PATRICK JOQUEL est un poète dont la réputation n'est plus à faire, mais dans notre région, nous connaissons surtout son grand amour de la montagne.

« J'habite à Mouans Sartoux et la montagne commence à mes fenêtres. Il ne me reste plus qu'à m'échapper, à chausser les sentiers pour aller de la mer jusqu'aux sommets du Mercantour. Plus souvent que possible. »


 

Francopolis : Patrick, qu'est-ce pour vous que la poésie, comment est-elle inscrite dans votre vie ?

La poésie dans ma vie… C'est beaucoup ! Mais cela reste indéfinissable, comme le désir en été de commencer la journée par un long bain de mer ou bien celui de se retrouver en crête avec les bouquetins du Mercantour plus souvent que possible…
C'est de la lecture de poètes chaque jour, c'est la tentative d'écrire chaque jour, c'est de donner de la poésie à mes élèves chaque jour…C'est de lire en public quand j'y suis invité…

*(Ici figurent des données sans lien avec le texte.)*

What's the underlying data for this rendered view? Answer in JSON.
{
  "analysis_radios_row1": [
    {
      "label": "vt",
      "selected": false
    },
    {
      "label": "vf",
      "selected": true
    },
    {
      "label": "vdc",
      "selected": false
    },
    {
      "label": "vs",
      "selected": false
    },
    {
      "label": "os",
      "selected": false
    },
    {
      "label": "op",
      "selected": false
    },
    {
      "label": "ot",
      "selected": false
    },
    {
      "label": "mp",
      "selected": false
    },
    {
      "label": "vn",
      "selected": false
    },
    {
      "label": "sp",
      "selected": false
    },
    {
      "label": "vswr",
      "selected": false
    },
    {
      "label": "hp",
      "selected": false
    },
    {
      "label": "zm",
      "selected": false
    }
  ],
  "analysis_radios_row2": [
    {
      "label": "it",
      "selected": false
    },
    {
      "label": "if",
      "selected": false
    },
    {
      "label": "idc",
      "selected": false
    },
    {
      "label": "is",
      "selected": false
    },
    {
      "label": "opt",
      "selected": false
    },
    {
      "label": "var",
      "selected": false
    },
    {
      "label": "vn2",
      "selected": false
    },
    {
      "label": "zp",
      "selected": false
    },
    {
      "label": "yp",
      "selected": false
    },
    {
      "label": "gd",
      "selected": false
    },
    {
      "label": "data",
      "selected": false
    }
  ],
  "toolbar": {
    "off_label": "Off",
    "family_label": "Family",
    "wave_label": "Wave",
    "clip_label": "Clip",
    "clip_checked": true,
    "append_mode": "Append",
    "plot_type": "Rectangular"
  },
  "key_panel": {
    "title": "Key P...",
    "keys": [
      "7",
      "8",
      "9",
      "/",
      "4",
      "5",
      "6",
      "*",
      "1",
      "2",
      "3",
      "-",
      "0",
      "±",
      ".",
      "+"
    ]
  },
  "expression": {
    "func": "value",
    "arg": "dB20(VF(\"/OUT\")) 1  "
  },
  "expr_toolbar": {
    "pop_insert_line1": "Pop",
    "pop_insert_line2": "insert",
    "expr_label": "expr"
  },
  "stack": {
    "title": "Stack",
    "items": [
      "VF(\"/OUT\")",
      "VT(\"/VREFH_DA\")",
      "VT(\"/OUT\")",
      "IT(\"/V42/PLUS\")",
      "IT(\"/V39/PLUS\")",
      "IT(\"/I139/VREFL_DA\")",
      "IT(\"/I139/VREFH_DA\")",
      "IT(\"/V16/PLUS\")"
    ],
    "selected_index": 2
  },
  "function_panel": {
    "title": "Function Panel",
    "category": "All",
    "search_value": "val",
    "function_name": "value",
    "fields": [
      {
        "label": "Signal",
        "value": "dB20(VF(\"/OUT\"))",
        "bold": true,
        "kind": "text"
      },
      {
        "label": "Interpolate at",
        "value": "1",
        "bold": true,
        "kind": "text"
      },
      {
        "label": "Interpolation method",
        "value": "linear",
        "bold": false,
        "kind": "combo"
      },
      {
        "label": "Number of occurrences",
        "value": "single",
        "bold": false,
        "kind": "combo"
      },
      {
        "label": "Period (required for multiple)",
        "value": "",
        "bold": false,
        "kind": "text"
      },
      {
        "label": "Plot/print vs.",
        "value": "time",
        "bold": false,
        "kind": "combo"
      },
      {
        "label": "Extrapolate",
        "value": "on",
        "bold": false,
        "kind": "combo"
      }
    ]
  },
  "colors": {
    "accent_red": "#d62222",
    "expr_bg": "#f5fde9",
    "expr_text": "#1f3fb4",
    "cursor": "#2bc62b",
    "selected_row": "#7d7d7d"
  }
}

Francopolis : pourquoi, comment écrivez-vous?

J'écris parce que sinon je vivrais moins bien. Les jours où je n'écris pas, au moins dans ma tête, ne sont pas des bons jours. 
J'écris comme on chuchote à un ami. Comme on marche sur la neige. Comme à l'affût de l'autre, de l'étrange et du différent. Comme on marche…
Quant au comment… avec un crayon, un stylo encre, un clavier… sur un carnet, un cahier, un écran… Le matin, le soir, en marchant… 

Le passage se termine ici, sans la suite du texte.